The example they give is for a small set of data, and percentages vary more dramatically as sample sizes decrease.
We wanted to give an idea of the speed without trying to boast too much or look like we were directly challenging anyone. Of course every news outlet has chosen to highlight the speed comment -- including the numbers which were intended to be ballpark figures -- more than was intended, but I guess that isn't surprising.

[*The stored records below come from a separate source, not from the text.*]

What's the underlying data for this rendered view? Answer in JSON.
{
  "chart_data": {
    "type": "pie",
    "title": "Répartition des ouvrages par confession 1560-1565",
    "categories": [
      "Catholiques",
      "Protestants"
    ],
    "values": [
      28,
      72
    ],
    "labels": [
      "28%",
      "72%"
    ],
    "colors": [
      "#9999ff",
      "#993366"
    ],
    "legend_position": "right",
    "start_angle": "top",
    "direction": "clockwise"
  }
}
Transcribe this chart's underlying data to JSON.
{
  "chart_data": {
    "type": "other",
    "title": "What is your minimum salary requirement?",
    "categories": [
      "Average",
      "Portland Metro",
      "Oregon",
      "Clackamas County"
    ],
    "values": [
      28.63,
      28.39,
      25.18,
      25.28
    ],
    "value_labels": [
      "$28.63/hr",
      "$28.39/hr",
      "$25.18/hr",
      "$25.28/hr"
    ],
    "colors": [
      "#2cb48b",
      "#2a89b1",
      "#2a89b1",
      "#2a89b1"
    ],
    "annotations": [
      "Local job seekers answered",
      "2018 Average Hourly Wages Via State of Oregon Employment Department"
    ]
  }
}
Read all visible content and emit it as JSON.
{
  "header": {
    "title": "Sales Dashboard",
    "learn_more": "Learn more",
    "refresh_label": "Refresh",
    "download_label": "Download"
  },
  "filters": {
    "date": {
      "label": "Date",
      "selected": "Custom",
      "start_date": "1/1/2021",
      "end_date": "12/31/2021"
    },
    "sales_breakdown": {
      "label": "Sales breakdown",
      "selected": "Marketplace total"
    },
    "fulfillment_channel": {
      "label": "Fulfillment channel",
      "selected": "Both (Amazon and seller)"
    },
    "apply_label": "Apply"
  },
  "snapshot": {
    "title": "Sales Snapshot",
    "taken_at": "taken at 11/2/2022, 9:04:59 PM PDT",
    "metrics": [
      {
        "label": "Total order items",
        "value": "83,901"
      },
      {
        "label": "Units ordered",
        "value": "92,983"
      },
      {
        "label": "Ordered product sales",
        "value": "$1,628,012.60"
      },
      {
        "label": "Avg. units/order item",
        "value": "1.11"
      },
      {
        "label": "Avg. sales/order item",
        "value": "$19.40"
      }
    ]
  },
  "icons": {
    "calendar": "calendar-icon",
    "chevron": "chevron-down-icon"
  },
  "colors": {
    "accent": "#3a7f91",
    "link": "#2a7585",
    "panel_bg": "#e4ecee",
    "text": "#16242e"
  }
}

I agree that the tiny "person" example is not a good benchmark case. It was intended as a usage example, not a speed example, but I stuck the speed numbers in there just meaning to give people a vague idea of the difference. The "20-100 times faster" comment is based on testing a variety of formats -- both unrealistic ones and real-life formats used in our search pipeline -- against programmatically generated XML equivalents (which may or may not themselves be realistic, though they contain the same data with the same structure). libxml2 was used for parsing XML. I don't really know how libxml2's speed compares to other XML parsers, but I didn't have a lot of time to investigate. The 20x faster number comes from the largest data set (~100k-ish) while the 100x number comes from a very small message. The most realistic case was about 50x. Sorry that I cannot provide exact details of the benchmark setup since many of the test cases were proprietary internal formats.
In any case, I'm hoping that some independent source conducts some tests because I think anything we produced would probably have unintentional biases in it. Of course, I'll update the numbers in the docs if they turn out to be wildly off-base.